O amor comeu minha paz e minha guerra. Meu dia e minha noite. Meu inverno e meu verão. Comeu meu silêncio, minha dor de cabeça, meu medo da morte.»

  (João Cabral de Melo Neto (09.01.1920 / 09.10.1999), Os Três Mal-Amados, falas da personagem Joaquim)


  A minha leitura:
 O texto é formado por imagens poéticas que revelam um apego aos seus bens – materiais, certezas, memórias, preocupações... –, que passou a desapego a partir do momento em que o amor entrou em cena; aí deixou de haver apego a tudo isso para só o amor fazer sentido. O amor vem perturbar toda a vida de quem ama.

 O amor comeu tudo aquilo a que eu chamava meu. Porque isso não era amor, mas egoísmo. Quem ama deixa de chamar seu ao que é seu, para dividir com os outros. Só assim se ama, deixando que o amor tome o que é meu para repartir com os demais. Só assim o amor se multiplica, se soma, se dá e se tem.  

  Se amo deixo de ser eu para ser tu, para ser nós.
 Se amo, aquilo que para mim é um bem fica para segundo plano, já não me apego a isso; mas também as minhas dores ficam suavizadas porque não ponho aí o meu foco, e, porventura, porque também recebo amor. O meu foco, ou objecto do meu amor, deixa de ser eu próprio para ser o outro a quem me dedico.

Já entre as primeiras comunidades cristãs ninguém chamava seu ao que lhe pertencia, mas tudo entre eles era comum. Havia "um só coração e uma só alma” (Act 4, 32). Era o Amor que reinava, que os unia, de modo que não havia necessitados entre eles, porque tudo o que tinham o punham em comum.

Parece tão simples!
Então porque há tanto desamor no mundo?
E porque há tanta gente que não ama... e gente que não (se) deixa amar?

8 comentários:

Ailime disse...

Boa tarde Fá,
Um texto magnífico com que nos presenteia neste final de Ano!
Que em 2019 saibamos viver o verdadeiro Amor com desapego e sabedoria como tão bem escreve o autor.
Desejo-lhe um próspero Ano Novo repleto de amor.
Beijinhos,
Ailime

CÉU disse...

Boa pergunta!
Votos de um magnífico ano de 2019, com amor!
Beijos.

edna figueiredo disse...

Que texto lindo!
Nunca tinha lido!

Fá querida,
que o novo ano seja cheio de paz, saúde e alegria.
Que ele venha generoso e carregado de bênção!
Que Deus guie seus passos e ilumine seus caminhos.
Beijos.

Ulisses de Carvalho disse...

É um amor muito guloso! A ideia é bem interessante. Bom 2019 para ti também, abraços!

Franziska disse...

Me han gustado tanto el texto propuesto como tu interpretación y lo único que siento es que mis conocimientos de la lengua portuguesa sean tan pobres y yo no consiga disfrutar completamente de todo el sentido que los dos textos tienen.

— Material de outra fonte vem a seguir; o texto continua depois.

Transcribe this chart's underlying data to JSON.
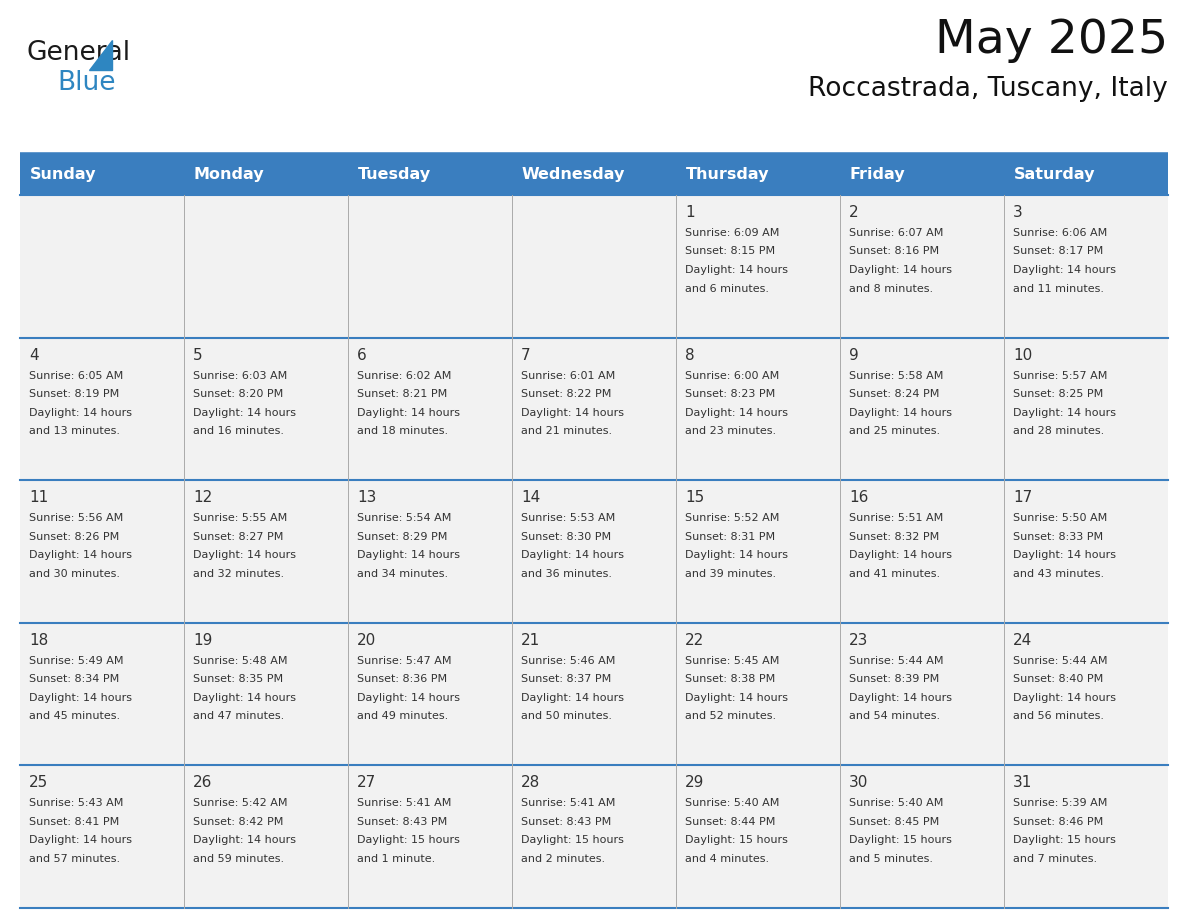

Del amor se han dicho y se dirán millones de aspectos diferentes y es que, en mi opinión, el amor es como las personas todas nos parecemos pero ninguna somos igual a otra. El amor también pasa por el tamiz de lo que somos.

Me ha encantado. Un abrazo.

Roselia Bezerra disse...

Boa noite de alegria de novo ano, querida amiga!
O Amor é um devorador de 💙💙... entretanto é o único que restitui a vida plena... é incrível!
Seja muito feliz e abençoada junto aos seus amados!
Bjm fraterno e carinhoso de paz e bem
⚘🌷🌺

SOL da Esteva disse...

Um belo presente. Magnífico texto. Votos recebidos e retribuição com desejos de um excelente ANO TODO.


Beijo
SOL

alfacinha disse...

Um amor guloso , o texto é um prazer para ler.